Fjalar and Galar righted their boat and went home.

Gilling’s wife was waiting for them.

“Where is my husband?” she asked.

“Him?” said Galar. “Oh, he’s dead.”

“Drowned,” added Fjalar helpfully.

At this the giant’s wife wailed and sobbed as if each cry were being ripped from her soul. She called to her dead husband and swore she would love him always, and she cried and moaned and wept.

“Hush!” said Galar. “Your weeping and wailing hurts my ears. It’s very loud. I expect that’s because you’re a giant.”

But the giant’s wife simply wept the louder.

“Here,” said Fjalar. “Would it help if we showed you the place where your husband died?”

She sniffed, and nodded, and cried and wailed and keened for her husband, who would never come back to her.

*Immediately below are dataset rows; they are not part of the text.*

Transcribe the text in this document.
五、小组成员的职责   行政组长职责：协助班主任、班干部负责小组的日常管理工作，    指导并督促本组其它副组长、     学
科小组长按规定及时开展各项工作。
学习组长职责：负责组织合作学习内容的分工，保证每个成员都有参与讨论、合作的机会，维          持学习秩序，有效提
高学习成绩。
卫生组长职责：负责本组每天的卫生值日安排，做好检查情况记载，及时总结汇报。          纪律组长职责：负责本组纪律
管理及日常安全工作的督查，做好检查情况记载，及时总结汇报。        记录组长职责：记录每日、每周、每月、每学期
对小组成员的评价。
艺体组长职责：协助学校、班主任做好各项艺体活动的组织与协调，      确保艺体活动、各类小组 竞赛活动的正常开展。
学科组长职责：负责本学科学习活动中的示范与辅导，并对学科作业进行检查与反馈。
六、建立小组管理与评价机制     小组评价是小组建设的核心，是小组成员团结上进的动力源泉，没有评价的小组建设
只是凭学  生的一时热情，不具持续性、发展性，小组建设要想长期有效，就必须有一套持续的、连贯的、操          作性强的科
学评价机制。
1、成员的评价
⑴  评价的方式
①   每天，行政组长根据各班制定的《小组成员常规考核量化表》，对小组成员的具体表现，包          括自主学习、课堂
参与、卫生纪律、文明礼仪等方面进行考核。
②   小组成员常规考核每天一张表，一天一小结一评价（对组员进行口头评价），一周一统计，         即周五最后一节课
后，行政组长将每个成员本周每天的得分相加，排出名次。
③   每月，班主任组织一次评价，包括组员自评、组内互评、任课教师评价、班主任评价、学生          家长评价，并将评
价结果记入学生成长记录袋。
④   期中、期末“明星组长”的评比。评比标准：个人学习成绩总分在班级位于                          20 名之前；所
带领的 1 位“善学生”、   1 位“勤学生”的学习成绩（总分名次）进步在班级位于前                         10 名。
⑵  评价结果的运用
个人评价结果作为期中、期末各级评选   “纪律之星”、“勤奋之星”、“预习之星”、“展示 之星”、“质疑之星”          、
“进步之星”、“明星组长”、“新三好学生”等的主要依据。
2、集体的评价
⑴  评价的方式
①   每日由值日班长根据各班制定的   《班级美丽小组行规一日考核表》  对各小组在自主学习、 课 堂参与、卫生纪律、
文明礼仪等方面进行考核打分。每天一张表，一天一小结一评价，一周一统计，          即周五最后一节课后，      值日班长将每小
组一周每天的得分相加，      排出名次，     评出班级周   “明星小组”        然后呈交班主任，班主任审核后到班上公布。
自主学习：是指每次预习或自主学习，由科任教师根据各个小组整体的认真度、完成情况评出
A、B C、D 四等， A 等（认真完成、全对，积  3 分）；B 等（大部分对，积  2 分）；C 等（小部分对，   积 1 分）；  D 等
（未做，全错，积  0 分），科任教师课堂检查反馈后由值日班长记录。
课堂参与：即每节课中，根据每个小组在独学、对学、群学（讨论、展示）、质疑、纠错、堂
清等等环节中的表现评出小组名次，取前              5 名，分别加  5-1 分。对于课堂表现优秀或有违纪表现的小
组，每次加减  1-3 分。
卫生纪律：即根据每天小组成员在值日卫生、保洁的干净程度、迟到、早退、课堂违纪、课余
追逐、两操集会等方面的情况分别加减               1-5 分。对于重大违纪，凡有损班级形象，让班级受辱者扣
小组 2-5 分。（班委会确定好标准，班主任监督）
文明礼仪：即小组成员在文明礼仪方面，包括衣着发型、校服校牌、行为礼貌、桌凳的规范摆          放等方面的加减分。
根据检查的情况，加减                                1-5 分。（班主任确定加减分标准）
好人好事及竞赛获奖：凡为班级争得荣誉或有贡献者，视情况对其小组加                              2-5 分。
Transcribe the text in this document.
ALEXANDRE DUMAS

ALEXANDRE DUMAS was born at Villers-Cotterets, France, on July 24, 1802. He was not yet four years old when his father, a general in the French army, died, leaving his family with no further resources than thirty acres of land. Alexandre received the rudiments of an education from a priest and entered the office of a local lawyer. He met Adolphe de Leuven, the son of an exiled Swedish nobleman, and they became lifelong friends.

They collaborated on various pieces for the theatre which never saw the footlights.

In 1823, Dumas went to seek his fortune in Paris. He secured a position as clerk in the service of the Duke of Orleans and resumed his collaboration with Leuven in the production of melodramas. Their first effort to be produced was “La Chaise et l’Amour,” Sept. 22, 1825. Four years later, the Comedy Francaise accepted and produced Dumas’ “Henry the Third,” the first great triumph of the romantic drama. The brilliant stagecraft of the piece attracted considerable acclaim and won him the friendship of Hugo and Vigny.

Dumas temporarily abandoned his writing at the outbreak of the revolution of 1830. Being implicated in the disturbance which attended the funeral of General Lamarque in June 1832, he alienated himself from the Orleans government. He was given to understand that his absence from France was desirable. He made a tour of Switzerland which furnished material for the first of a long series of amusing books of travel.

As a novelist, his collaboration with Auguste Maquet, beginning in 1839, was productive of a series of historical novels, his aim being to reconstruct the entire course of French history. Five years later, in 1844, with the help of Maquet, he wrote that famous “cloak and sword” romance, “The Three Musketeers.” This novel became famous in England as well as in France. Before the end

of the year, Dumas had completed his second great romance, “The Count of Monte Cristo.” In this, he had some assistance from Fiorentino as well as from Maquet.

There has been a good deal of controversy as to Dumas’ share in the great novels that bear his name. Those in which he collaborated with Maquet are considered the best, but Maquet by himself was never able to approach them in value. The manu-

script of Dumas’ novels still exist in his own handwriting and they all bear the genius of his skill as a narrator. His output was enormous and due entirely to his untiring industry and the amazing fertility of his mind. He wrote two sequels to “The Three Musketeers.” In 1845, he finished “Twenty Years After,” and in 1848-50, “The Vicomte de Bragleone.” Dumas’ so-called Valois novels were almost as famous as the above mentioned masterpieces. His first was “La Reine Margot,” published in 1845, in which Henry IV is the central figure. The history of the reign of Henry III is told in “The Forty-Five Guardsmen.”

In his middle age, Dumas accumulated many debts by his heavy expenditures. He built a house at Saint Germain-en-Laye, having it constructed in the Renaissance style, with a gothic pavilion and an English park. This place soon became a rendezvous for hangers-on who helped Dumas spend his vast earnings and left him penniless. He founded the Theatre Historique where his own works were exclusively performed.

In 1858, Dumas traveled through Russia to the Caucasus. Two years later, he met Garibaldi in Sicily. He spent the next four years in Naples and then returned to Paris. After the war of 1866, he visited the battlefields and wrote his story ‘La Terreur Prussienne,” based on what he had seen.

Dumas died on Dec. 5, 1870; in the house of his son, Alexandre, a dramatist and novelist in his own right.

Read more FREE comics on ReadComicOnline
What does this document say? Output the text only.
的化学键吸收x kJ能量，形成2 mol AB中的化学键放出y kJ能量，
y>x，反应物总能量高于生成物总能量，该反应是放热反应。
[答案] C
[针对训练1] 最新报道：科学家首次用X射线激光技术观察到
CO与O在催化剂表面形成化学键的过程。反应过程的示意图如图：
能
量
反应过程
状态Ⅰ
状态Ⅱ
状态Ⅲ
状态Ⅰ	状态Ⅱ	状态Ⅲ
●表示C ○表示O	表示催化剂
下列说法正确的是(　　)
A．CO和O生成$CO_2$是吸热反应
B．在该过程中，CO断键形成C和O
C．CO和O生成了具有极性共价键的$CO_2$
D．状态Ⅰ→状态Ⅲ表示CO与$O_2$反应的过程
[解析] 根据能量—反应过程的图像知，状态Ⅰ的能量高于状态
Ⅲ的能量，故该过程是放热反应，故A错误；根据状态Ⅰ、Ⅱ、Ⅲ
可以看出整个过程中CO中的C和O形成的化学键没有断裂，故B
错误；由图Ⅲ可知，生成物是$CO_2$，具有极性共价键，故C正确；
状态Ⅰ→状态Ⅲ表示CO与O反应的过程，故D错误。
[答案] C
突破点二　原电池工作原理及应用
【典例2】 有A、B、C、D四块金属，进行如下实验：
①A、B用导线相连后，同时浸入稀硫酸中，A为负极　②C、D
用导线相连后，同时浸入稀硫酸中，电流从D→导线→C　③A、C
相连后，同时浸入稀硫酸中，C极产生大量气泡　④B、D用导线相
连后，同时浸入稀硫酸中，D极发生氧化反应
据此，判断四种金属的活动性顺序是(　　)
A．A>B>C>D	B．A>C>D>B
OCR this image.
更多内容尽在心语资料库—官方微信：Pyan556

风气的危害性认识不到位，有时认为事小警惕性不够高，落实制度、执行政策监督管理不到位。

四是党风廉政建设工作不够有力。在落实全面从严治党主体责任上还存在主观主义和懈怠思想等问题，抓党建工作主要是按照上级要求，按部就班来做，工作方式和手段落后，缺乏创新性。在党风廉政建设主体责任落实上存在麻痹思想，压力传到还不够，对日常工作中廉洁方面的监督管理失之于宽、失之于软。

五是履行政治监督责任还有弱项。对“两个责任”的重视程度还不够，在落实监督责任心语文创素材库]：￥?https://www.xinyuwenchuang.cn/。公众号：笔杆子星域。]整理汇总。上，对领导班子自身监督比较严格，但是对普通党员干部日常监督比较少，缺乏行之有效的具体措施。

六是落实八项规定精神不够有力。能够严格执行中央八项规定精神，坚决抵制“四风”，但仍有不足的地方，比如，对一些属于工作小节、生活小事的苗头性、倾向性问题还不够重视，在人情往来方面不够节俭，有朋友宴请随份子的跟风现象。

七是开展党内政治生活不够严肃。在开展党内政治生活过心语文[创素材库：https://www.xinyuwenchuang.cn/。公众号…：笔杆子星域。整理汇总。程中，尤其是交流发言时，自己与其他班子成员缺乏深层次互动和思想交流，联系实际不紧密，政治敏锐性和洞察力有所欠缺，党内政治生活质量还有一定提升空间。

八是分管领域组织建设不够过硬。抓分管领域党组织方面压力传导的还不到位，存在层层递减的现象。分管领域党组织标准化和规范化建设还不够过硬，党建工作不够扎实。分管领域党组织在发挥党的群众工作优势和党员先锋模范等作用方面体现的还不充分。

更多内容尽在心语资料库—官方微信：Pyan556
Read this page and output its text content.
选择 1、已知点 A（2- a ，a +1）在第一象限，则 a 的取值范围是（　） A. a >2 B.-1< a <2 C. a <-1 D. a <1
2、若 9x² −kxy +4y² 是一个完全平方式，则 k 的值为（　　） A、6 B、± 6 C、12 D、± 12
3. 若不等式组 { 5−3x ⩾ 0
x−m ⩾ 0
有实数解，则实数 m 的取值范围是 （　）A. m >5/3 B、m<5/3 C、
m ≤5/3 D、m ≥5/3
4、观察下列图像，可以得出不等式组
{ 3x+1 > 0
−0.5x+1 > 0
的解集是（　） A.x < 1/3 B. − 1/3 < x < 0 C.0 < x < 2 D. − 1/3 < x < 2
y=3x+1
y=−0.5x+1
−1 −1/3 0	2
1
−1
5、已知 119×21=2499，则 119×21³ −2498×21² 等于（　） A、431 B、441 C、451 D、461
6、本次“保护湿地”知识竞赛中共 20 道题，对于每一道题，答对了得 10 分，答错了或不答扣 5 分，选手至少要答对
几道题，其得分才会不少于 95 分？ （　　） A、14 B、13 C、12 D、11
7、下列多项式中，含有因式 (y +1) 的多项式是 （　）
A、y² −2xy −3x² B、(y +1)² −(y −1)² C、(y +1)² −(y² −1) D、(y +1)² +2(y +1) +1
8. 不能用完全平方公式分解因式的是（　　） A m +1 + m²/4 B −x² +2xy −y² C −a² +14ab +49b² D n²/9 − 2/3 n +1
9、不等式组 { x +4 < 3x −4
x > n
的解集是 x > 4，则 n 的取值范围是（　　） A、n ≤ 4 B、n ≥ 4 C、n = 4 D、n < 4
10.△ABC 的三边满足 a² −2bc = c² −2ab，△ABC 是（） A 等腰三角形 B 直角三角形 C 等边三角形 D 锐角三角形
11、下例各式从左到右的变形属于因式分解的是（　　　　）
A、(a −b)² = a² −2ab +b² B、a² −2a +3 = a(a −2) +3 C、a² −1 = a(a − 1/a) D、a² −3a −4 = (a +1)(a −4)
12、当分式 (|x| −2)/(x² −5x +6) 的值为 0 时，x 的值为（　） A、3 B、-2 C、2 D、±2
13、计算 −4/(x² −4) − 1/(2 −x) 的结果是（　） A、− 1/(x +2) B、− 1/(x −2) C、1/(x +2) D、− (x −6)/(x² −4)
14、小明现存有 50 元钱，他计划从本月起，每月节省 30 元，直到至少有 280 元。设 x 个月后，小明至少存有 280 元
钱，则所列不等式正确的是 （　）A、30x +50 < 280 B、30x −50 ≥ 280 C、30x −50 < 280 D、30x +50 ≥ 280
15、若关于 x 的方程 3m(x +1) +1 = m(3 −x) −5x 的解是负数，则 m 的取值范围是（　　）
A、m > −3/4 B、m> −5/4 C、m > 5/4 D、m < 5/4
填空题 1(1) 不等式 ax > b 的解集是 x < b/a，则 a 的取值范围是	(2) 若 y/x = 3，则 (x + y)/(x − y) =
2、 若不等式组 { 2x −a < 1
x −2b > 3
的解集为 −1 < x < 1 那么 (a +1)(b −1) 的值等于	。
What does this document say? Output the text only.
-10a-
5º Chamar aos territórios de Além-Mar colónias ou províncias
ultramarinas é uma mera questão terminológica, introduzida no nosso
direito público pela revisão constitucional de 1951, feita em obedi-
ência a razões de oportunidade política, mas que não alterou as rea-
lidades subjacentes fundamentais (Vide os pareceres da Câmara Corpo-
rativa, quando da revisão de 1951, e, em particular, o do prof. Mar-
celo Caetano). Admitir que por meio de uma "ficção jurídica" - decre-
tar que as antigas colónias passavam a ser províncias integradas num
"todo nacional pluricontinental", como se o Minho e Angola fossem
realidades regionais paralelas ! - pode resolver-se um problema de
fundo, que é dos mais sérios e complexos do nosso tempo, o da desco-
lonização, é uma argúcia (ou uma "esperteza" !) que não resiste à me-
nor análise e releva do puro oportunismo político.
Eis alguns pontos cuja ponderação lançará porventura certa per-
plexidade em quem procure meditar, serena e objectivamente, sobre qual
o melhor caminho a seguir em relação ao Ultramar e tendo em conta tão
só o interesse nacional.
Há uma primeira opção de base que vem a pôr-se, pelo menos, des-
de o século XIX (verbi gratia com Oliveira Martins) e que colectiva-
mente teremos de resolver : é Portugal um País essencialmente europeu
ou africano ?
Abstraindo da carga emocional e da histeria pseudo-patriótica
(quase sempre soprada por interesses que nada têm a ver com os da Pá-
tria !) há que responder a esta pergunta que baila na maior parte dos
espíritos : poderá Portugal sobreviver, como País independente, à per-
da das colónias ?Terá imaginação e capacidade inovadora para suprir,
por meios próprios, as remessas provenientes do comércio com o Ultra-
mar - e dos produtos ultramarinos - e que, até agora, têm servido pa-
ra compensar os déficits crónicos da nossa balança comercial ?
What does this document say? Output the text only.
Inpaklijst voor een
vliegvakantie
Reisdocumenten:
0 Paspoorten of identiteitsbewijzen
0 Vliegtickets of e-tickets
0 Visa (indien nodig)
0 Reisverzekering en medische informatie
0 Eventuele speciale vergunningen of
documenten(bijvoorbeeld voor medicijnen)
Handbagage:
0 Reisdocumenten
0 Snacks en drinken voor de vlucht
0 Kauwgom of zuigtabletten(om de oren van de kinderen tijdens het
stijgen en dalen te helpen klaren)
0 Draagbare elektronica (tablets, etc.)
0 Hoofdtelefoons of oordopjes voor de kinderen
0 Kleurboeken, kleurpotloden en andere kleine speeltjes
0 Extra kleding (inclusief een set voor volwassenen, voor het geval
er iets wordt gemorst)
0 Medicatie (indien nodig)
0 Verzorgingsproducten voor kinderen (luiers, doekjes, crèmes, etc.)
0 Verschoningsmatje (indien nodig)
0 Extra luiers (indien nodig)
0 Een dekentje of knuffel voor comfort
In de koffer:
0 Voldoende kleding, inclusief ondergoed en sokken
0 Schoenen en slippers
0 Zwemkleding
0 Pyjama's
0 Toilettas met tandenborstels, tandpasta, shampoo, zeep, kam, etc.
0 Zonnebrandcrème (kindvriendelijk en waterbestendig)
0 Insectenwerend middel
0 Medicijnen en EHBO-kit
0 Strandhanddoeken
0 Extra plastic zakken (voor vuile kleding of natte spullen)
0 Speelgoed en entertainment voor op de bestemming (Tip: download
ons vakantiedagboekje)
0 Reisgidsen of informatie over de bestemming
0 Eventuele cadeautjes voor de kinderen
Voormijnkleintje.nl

“Stand just over there and we will point it out to you,” said Fjalar, showing her exactly where she should stand, that she should go through the great door and stand beneath the wall of the fortress. And he nodded to his brother, who scurried off up the steps to the wall above.

As Gilling’s wife walked through the door, Galar dropped a huge stone on her head, and she fell, her skull half crushed.

“Good job,” said Fjalar. “I was getting very tired of those dreadful noises.”

They pushed the woman’s lifeless body off the rocks and into the sea. The fingers of the gray waves dragged her body away from them, and Gilling’s wife and Gilling were reunited in death.

The dwarfs shrugged, and believed themselves to be extremely clever in their fortress by the sea.

They drank the mead of poetry each night, and declaimed great and beautiful verses to each other, made mighty sagas about the death of Gilling and Gilling’s wife, which they declaimed from the rooftop of their fortress, and eventually each night they slept, insensible, and woke where they had sat down or fallen the night before.

One day they woke as usual, but they did not wake in their fortress.

They woke on the floor of their boat, and a giant whom they did not recognize was rowing it into the waves. The sky was dark with storm clouds and the sea was black. The waves were high and rough, and the salt water splashed over the side of the dwarfs’ boat, soaking them.

“Who are you?” asked the dwarfs.

“I am Suttung,” said the giant. “I heard you were bragging to the wind and the waves and the world about having killed my father and mother.”

“Ah,” said Galar. “Does that explain why you have tied us up?”

“It does,” said Suttung.

“Perhaps you are taking us to a glorious place,” said Fjalar hopefully, “where you will untie us, and there we will feast and drink and laugh and become the best of friends.”

“I do not believe so,” said Suttung.

It was low tide. There were rocks jutting out above the water. They were the same rocks upon which at high tide the dwarfs’ boat had overturned, on which Gilling had drowned. Suttung picked up each of the dwarfs, took him from the bottom of the boat, and placed him on the rocks.

“These rocks will be covered by the sea at high tide,” said Fjalar. “Our hands are tied behind our backs. We cannot swim. If you leave us here, we will undoubtedly drown.”

“That is certainly the intention,” said Suttung. He smiled then, for the first time. “And as you drown I shall sit in this, your boat, and I shall watch the sea take you both. Then I shall return home to Jotunheim, and I will tell my brother, Baugi, and my daughter, Gunnlod, how you died, and we will be satisfied that my mother and my father were appropriately avenged.”

The sea began to rise. It covered the dwarfs’ feet, and then it came up to their navels. Soon enough the dwarfs’ beards were floating in the foam and there was panic in their eyes.